We need to serialize some data for putting into solr as well as hadoop.

I am evaluating serialization tools for the same.

The top two in my list are Gson and Avro.

As far as I understand, Avro = Gson + Schema-In-JSON

If that is correct, I do not see why Avro is so popular for Solr/Hadoop?

I have searched a lot on the Internet, but cannot find a single correct answer for this.

Everywhere it says, Avro is good because it stores schema. My question is what to do with that schema?

It may be good for very large objects in Hadoop where a single object is stored in multiple file blocks such that storing schema with each part helps to analyze it better. But even in that case, schema can be stored separately and just a reference to that is sufficient to describe the schema. I see no reason why schema should be part of each and every piece.

If someone can give me some good use case how Avro helped them and Gson/Jackson were insufficient for the purpose, it would be really helpful.

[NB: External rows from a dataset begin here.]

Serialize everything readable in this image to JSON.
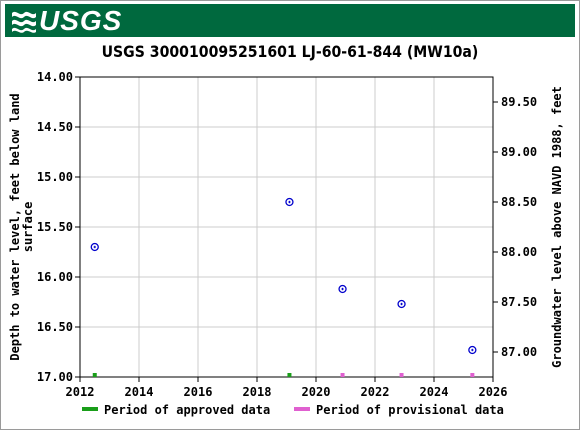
{
  "header": {
    "logo_text": "USGS",
    "logo_icon": "usgs-wave-icon",
    "background": "#00693e"
  },
  "chart_data": {
    "type": "scatter",
    "title": "USGS 300010095251601 LJ-60-61-844 (MW10a)",
    "ylabel_left": "Depth to water level, feet below land surface",
    "ylabel_right": "Groundwater level above NAVD 1988, feet",
    "xlim": [
      2012,
      2026
    ],
    "ylim_left": [
      17.0,
      14.0
    ],
    "ylim_right": [
      86.75,
      89.75
    ],
    "y_inverted": true,
    "grid": true,
    "x_ticks": [
      "2012",
      "2014",
      "2016",
      "2018",
      "2020",
      "2022",
      "2024",
      "2026"
    ],
    "x_tick_values": [
      2012,
      2014,
      2016,
      2018,
      2020,
      2022,
      2024,
      2026
    ],
    "y_ticks_left": [
      "14.00",
      "14.50",
      "15.00",
      "15.50",
      "16.00",
      "16.50",
      "17.00"
    ],
    "y_tick_values_left": [
      14.0,
      14.5,
      15.0,
      15.5,
      16.0,
      16.5,
      17.0
    ],
    "y_ticks_right": [
      "89.50",
      "89.00",
      "88.50",
      "88.00",
      "87.50",
      "87.00"
    ],
    "y_tick_values_right": [
      89.5,
      89.0,
      88.5,
      88.0,
      87.5,
      87.0
    ],
    "series": [
      {
        "marker": "circle-plus",
        "color": "#0000cc",
        "points": [
          {
            "x": 2012.5,
            "y": 15.7
          },
          {
            "x": 2019.1,
            "y": 15.25
          },
          {
            "x": 2020.9,
            "y": 16.12
          },
          {
            "x": 2022.9,
            "y": 16.27
          },
          {
            "x": 2025.3,
            "y": 16.73
          }
        ]
      }
    ],
    "approval_marks": [
      {
        "x": 2012.5,
        "status": "approved"
      },
      {
        "x": 2019.1,
        "status": "approved"
      },
      {
        "x": 2020.9,
        "status": "provisional"
      },
      {
        "x": 2022.9,
        "status": "provisional"
      },
      {
        "x": 2025.3,
        "status": "provisional"
      }
    ],
    "legend": {
      "placement": "bottom",
      "items": [
        {
          "label": "Period of approved data",
          "color": "#1a9e1a"
        },
        {
          "label": "Period of provisional data",
          "color": "#e060d0"
        }
      ]
    }
  }
}
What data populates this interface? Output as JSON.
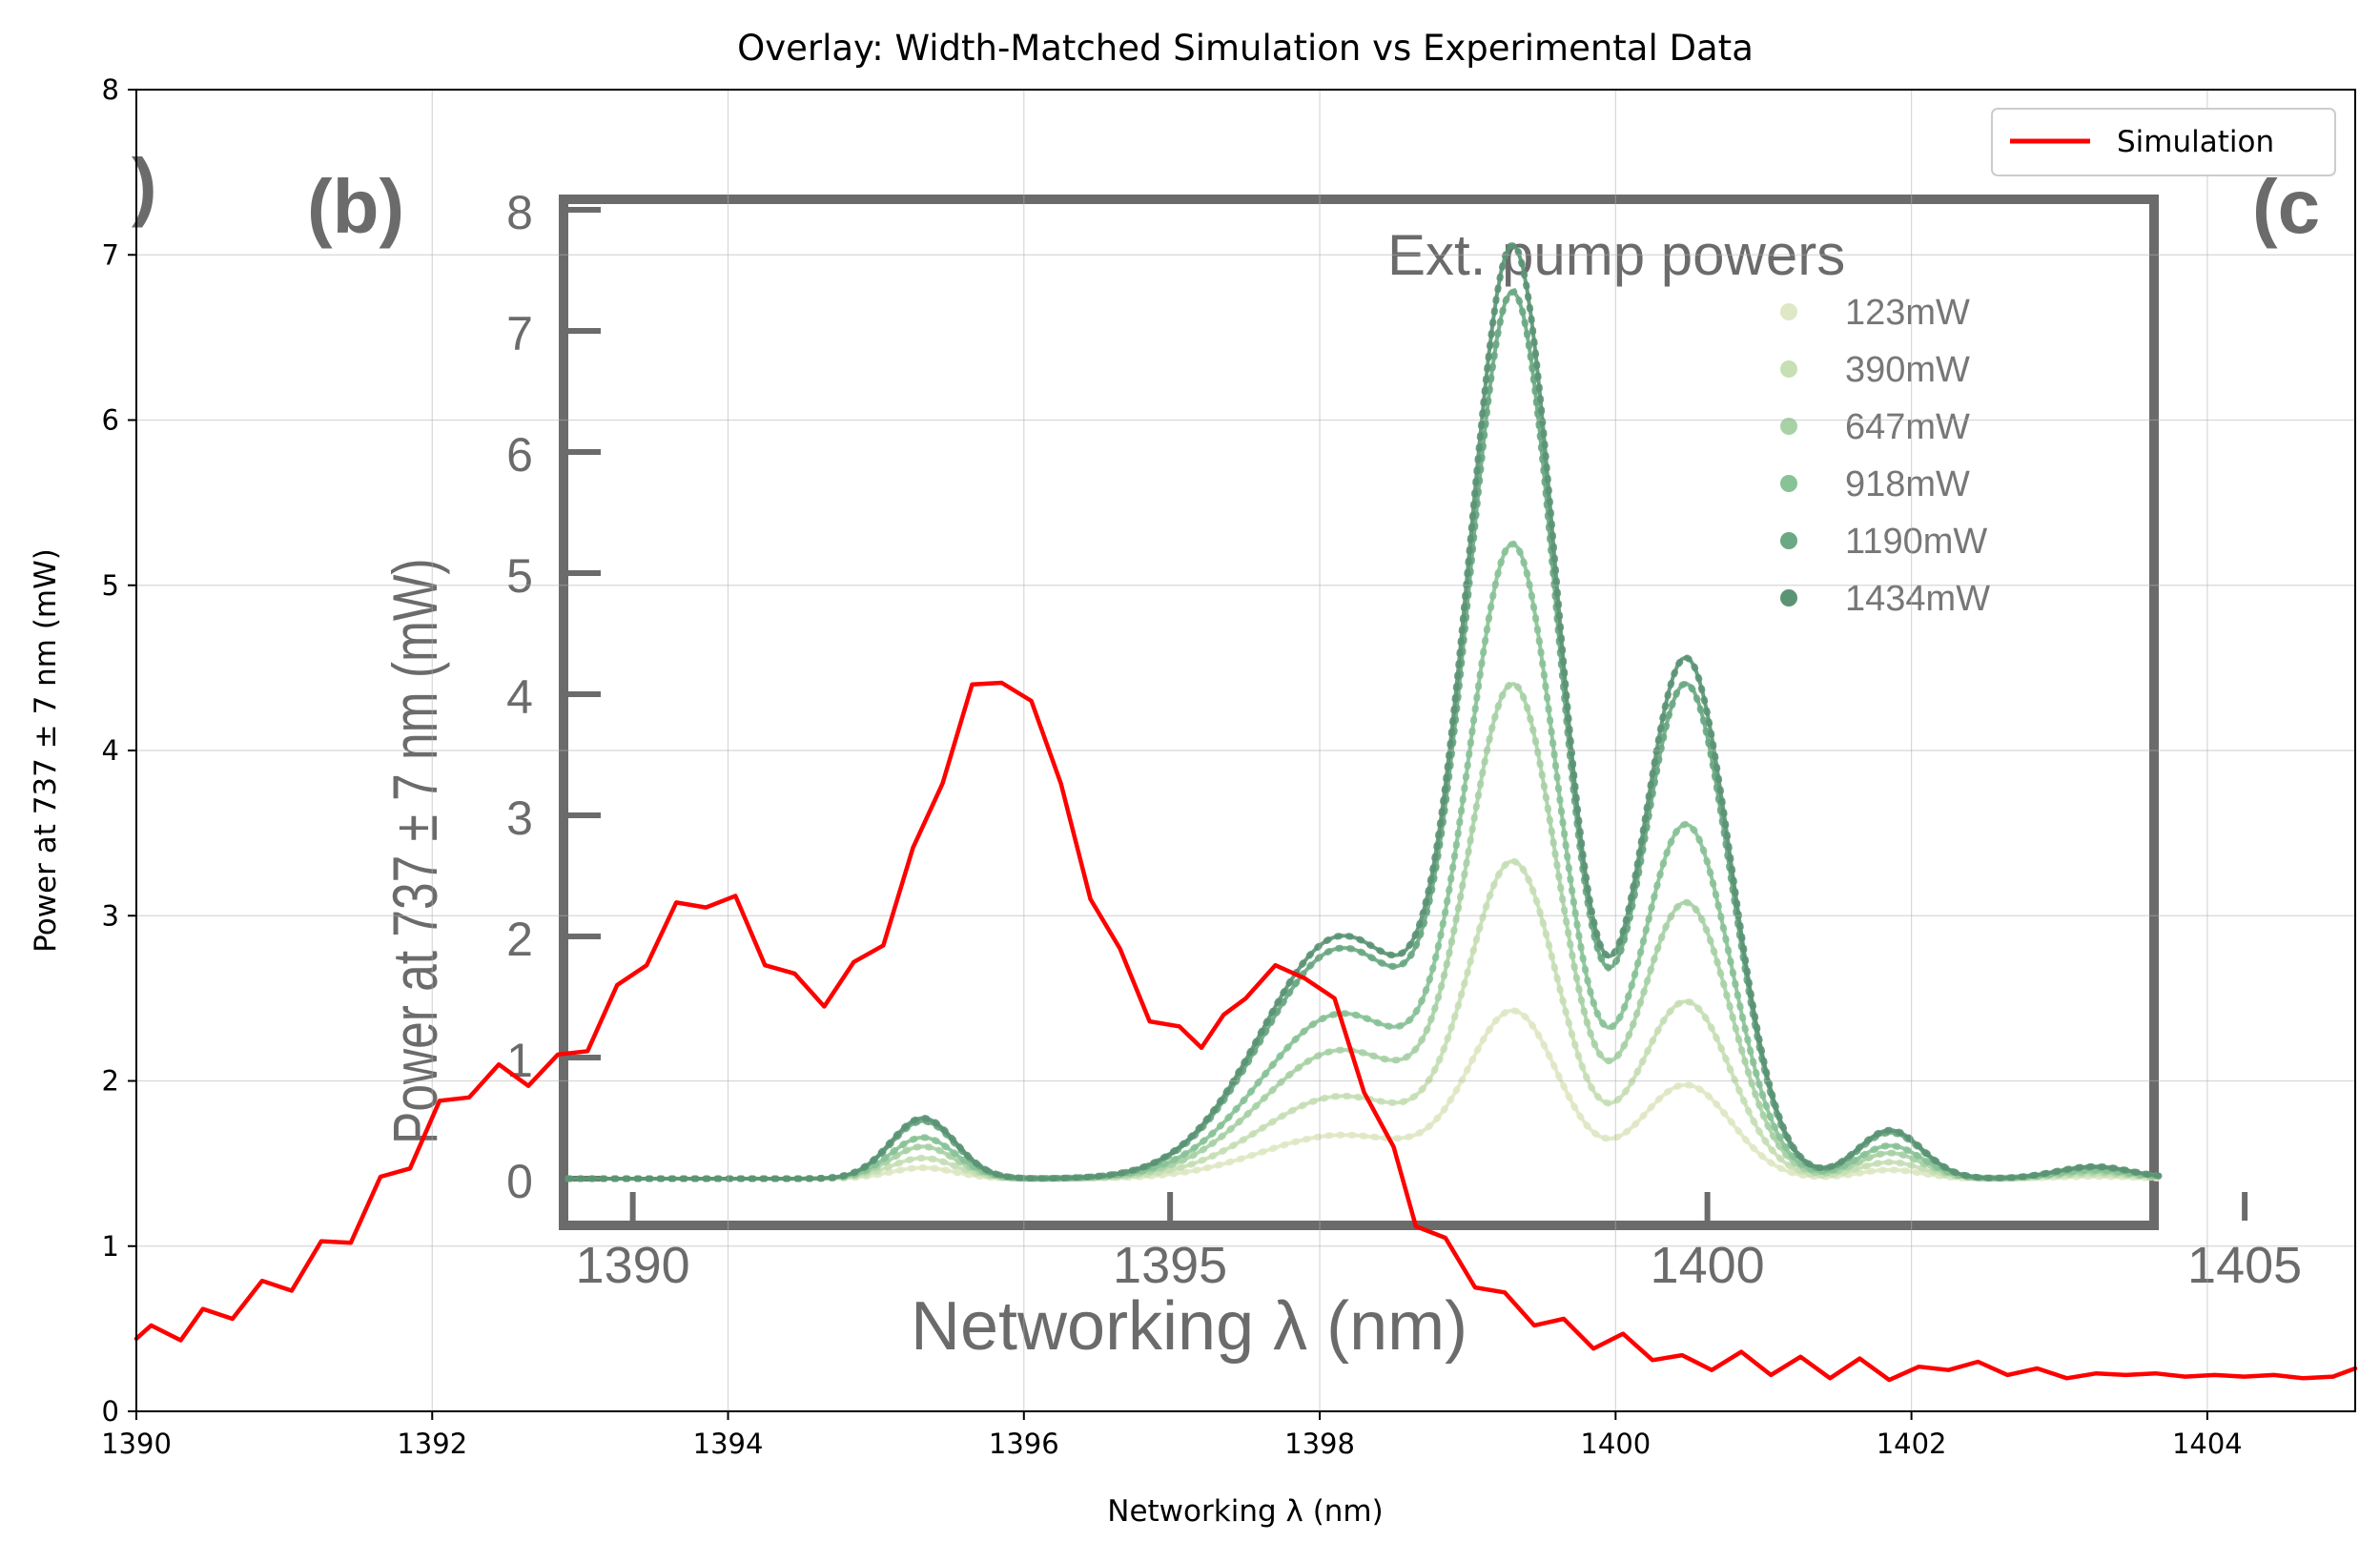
{
  "chart_data": {
    "type": "line",
    "title": "Overlay: Width-Matched Simulation vs Experimental Data",
    "xlabel": "Networking λ (nm)",
    "ylabel": "Power at 737 ± 7 nm (mW)",
    "xlim": [
      1390,
      1405
    ],
    "ylim": [
      0,
      8
    ],
    "xticks": [
      1390,
      1392,
      1394,
      1396,
      1398,
      1400,
      1402,
      1404
    ],
    "yticks": [
      0,
      1,
      2,
      3,
      4,
      5,
      6,
      7,
      8
    ],
    "grid": true,
    "legend_position": "top-right",
    "series": [
      {
        "name": "Simulation",
        "color": "#ff0000",
        "x": [
          1390.0,
          1390.1,
          1390.3,
          1390.45,
          1390.65,
          1390.85,
          1391.05,
          1391.25,
          1391.45,
          1391.65,
          1391.85,
          1392.05,
          1392.25,
          1392.45,
          1392.65,
          1392.85,
          1393.05,
          1393.25,
          1393.45,
          1393.65,
          1393.85,
          1394.05,
          1394.25,
          1394.45,
          1394.65,
          1394.85,
          1395.05,
          1395.25,
          1395.45,
          1395.65,
          1395.85,
          1396.05,
          1396.25,
          1396.45,
          1396.65,
          1396.85,
          1397.05,
          1397.2,
          1397.35,
          1397.5,
          1397.7,
          1397.9,
          1398.1,
          1398.3,
          1398.5,
          1398.65,
          1398.85,
          1399.05,
          1399.25,
          1399.45,
          1399.65,
          1399.85,
          1400.05,
          1400.25,
          1400.45,
          1400.65,
          1400.85,
          1401.05,
          1401.25,
          1401.45,
          1401.65,
          1401.85,
          1402.05,
          1402.25,
          1402.45,
          1402.65,
          1402.85,
          1403.05,
          1403.25,
          1403.45,
          1403.65,
          1403.85,
          1404.05,
          1404.25,
          1404.45,
          1404.65,
          1404.85,
          1405.0
        ],
        "values": [
          0.44,
          0.52,
          0.43,
          0.62,
          0.56,
          0.79,
          0.73,
          1.03,
          1.02,
          1.42,
          1.47,
          1.88,
          1.9,
          2.1,
          1.97,
          2.16,
          2.18,
          2.58,
          2.7,
          3.08,
          3.05,
          3.12,
          2.7,
          2.65,
          2.45,
          2.72,
          2.82,
          3.41,
          3.8,
          4.4,
          4.41,
          4.3,
          3.8,
          3.1,
          2.8,
          2.36,
          2.33,
          2.2,
          2.4,
          2.5,
          2.7,
          2.62,
          2.5,
          1.93,
          1.6,
          1.12,
          1.05,
          0.75,
          0.72,
          0.52,
          0.56,
          0.38,
          0.47,
          0.31,
          0.34,
          0.25,
          0.36,
          0.22,
          0.33,
          0.2,
          0.32,
          0.19,
          0.27,
          0.25,
          0.3,
          0.22,
          0.26,
          0.2,
          0.23,
          0.22,
          0.23,
          0.21,
          0.22,
          0.21,
          0.22,
          0.2,
          0.21,
          0.26
        ]
      }
    ]
  },
  "inset": {
    "panel_labels": [
      "(b)",
      "(c",
      ")"
    ],
    "ylabel": "Power at 737 ± 7 nm (mW)",
    "xlabel": "Networking λ (nm)",
    "yticks": [
      "0",
      "1",
      "2",
      "3",
      "4",
      "5",
      "6",
      "7",
      "8"
    ],
    "xticks": [
      "1390",
      "1395",
      "1400",
      "1405"
    ],
    "legend_title": "Ext. pump powers",
    "legend_entries": [
      "123mW",
      "390mW",
      "647mW",
      "918mW",
      "1190mW",
      "1434mW"
    ],
    "series_colors": [
      "#dfe8c4",
      "#c6dfb5",
      "#a8d2a6",
      "#88c297",
      "#6aa983",
      "#5b9474"
    ],
    "series_scale": [
      0.18,
      0.34,
      0.53,
      0.68,
      0.95,
      1.0
    ]
  }
}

Also, official documentation at the Avro site says that we need to give a schema to Avro to help it produce Schema+Data. My question is, if schema is input and the same is sent to output along with JSON representation of data, then what extra is being achieved by Avro? Can I not do that myself by serializing an object using JSON, adding my input schema and calling it Avro?

I am really confused with this!

Answer

Vishal John picture Vishal John · Dec 13, 2013
  1. Evolving schemas

Suppose intially you designed an schema like this for your Employee class

{
{"name": "emp_name", "type":"string"},
{"name":"dob", "type":"string"},
{"name":"age", "type":"int"}
}

Later you realized that age is redundant and removed it from the schema.

{
{"name": "emp_name", "type":"string"},
{"name":"dob", "type":"string"}
}

What about the records that were serialized and stored before this schema change. How will you read back those records?

That's why the avro reader/deserializer asks for the reader and writer schema. Internally it does schema resolution ie. it tries to adapt the old schema to new schema.

Go to this link - http://avro.apache.org/docs/1.7.2/api/java/org/apache/avro/io/parsing/doc-files/parsing.html - section "Resolution using action symbols"

In this case it does skip action, ie it leaves out reading "age". It can also handle cases like a field changes from int to long etc..

This is a very nice article explaining schema evolution - http://martin.kleppmann.com/2012/12/05/schema-evolution-in-avro-protocol-buffers-thrift.html

  1. Schema is stored only once for multiple records in a single file.

  2. Size, encoded in very few bytes.